Este pequeño añadido sobre la condición samaritana del leproso curado tiene una clara intención. Sugiere claramente que los otros eran judíos y ninguno de ellos volvió a dar gracias. San Lucas es el evangelista del universalismo de la salvación, como lo muestra la segunda parte de su obra que es el libro de los Hechos de los Apóstoles. Si se sigue el hilo del relato, la salvación que acontece en Pentecostés con la venida del Espíritu Santo, se extiende, mediante los viajes de Pablo por la cuenca del Mediterráneo hasta llegar a Roma, centro del imperio. Que el leproso, que retorna sobre sus pasos y se postra ante Jesús, le agradezca el milagro, subraya que también los paganos —Samaría era ciudad de paganos— acogen y agradecen la compasión de Jesús. Como en la parábola del buen samaritano, este leproso adora a Jesús, como indica el verbo griego utilizado por san Lucas.

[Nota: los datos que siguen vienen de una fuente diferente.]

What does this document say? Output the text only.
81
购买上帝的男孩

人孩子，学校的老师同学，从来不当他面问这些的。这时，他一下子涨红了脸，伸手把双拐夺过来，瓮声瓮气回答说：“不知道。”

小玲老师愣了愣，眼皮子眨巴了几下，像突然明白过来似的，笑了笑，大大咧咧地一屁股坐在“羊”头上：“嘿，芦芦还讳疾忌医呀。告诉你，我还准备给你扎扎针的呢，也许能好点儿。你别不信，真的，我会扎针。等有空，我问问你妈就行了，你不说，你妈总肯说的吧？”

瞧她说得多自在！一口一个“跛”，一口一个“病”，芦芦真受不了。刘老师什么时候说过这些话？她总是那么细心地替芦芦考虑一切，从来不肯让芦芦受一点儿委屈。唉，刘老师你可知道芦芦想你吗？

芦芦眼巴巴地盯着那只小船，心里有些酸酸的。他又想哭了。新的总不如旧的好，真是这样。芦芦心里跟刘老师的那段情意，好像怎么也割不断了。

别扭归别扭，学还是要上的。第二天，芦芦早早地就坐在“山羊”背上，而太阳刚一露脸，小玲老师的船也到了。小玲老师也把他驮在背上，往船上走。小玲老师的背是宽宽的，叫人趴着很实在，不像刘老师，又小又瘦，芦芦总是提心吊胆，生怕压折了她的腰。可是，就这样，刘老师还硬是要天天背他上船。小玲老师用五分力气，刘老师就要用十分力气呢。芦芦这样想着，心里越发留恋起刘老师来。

Pero hay algo más que hace de este samaritano un modelo de creyente. Cuando Jesús lo alaba por haberse postrado para dar gracias, dice estas palabras: «¿No ha habido quien volviera a dar gloria a Dios más que este extranjero? Y le dijo: levántate, vete; tu fe te ha salvado» (Lc 17,18-19). Lucas distingue entre curación y salvación. Jesús cura a los diez, pero solo del samaritano dice que se ha salvado por la fe. Le extraña que, habiendo sido curados todos, solo uno —extranjero y samaritano— alabe a Dios y retorne a Jesús para darle gracias. Sin decirlo explícitamente, está describiendo el proceso de la fe, que se ha realizado en el samaritano. En él, el milagro ha sido eficaz, no solo porque se ha curado, sino porque ha reconocido en Jesús a quien le ha dado tal gracia. Al alabar a un extranjero samaritano, está censurando la actitud de los judíos que, teniendo fe en el verdadero Dios, no le agradecen sus dones. Muchos vieron los milagros de Jesús y fueron beneficiados por él, pero no todos creyeron en él, porque no se abrieron a la gratitud que provoca la acogida del milagro. El samaritano, que no creía en Jesús antes de ser curado, se salva por la fe que provoca en él la curación y entiende que tal gesto sólo puede venir del Salvador del hombre.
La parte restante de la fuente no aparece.